The narrator of Atwood's riveting novel calls himself Snowman. When the story opens, he is sleeping in a tree, wearing an old bedsheet, mourning the loss of his beloved Oryx and his best friend Crake, and slowly starving to death. He searches for supplies in a wasteland where insects proliferate and pigoons and wolvogs ravage the pleeblands, where ordinary people once lived, and the Compounds that sheltered the extraordinary. As he tries to piece together what has taken place, the narrative shifts to decades earlier. How did everything fall apart so quickly? Why is he left with nothing but his haunting memories? Alone except for the green-eyed Children of Crake, who think of him as a kind of monster, he explores the answers to these questions in the double journey he takes - into his own past, and back to Crake's high-tech bubble-dome, where the Paradice Project unfolded and the world came to grief.

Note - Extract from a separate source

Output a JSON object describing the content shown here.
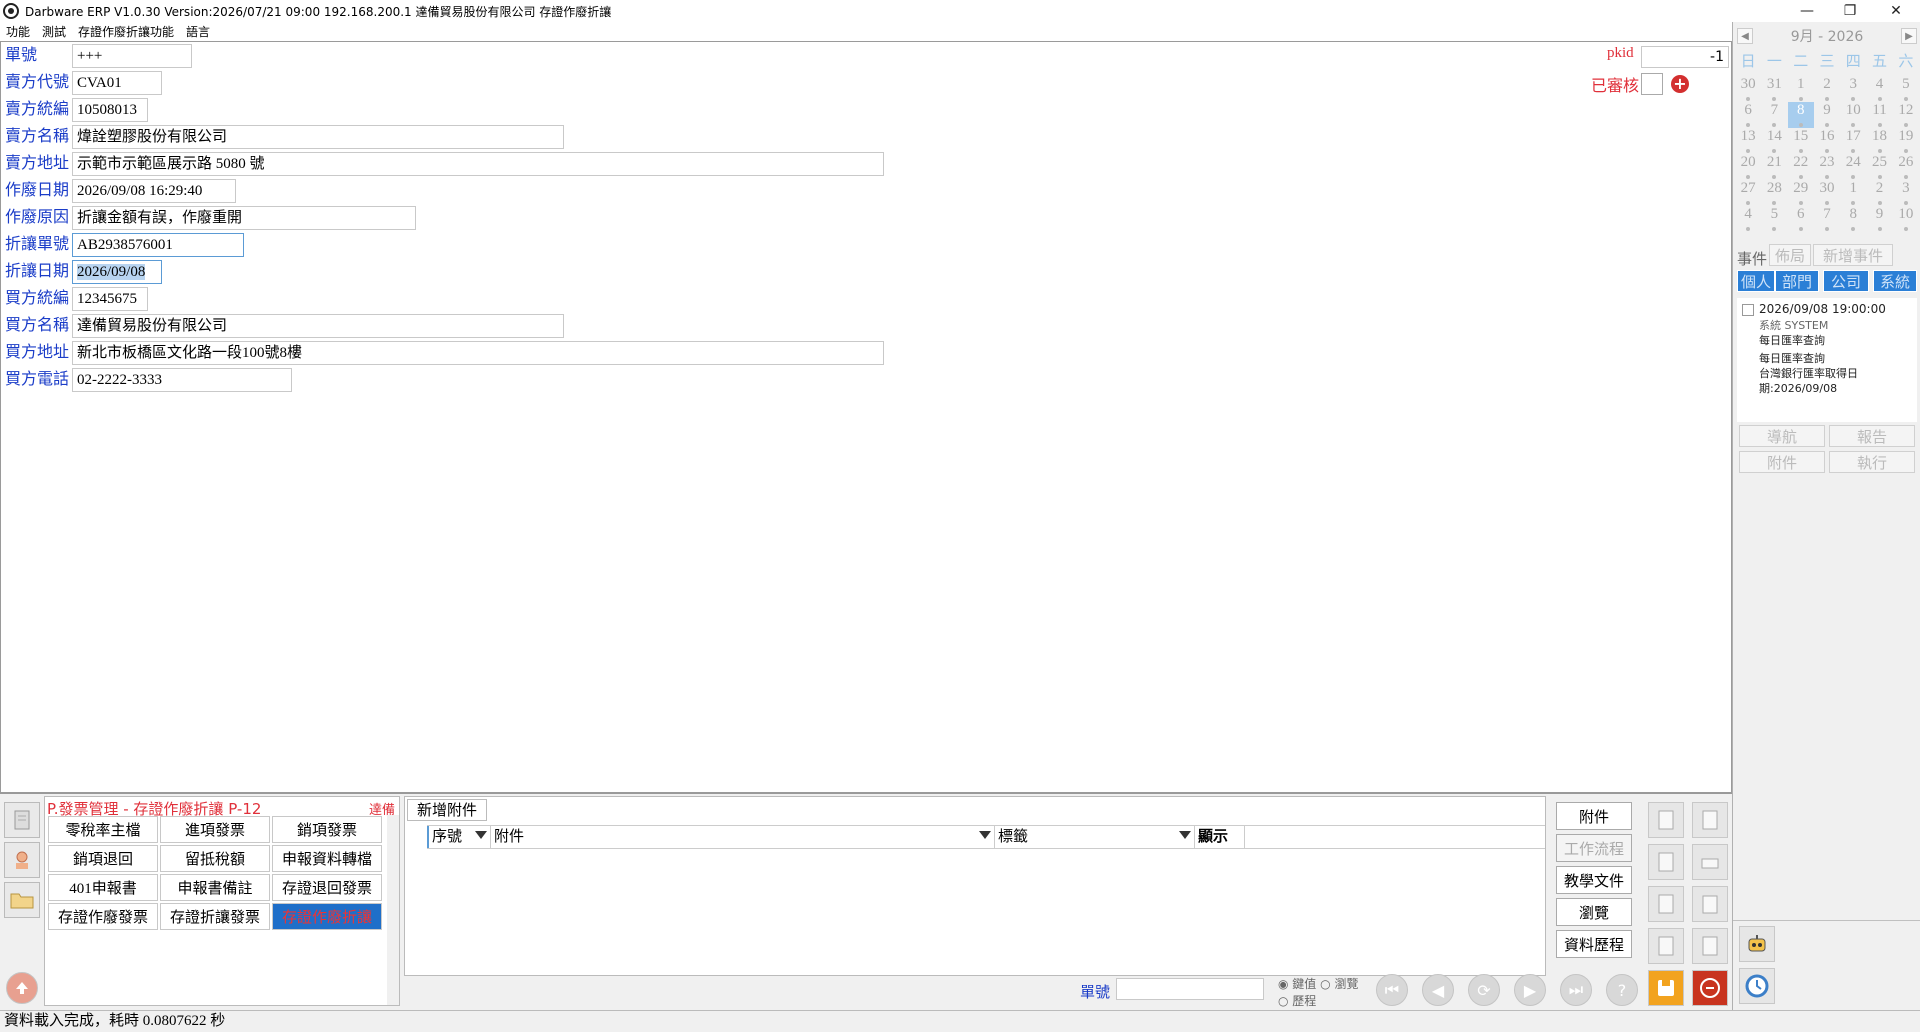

With breathtaking command of her shocking material, and with her customary sharp wit and dark humour, Atwood projects us into an outlandish yet wholly believable realm populated by characters who will continue to inhabit our dreams long after the last chapter.
About the Author
Margaret Atwood was born in Ottawa in 1939, and grew up in northern Quebec and Ontario, and later in Toronto. She has lived in numerous cities in Canada, the U.S., and Europe.
She is the author of more than thirty books, novels, short stories, poetry, literary criticism, social history, and books for children.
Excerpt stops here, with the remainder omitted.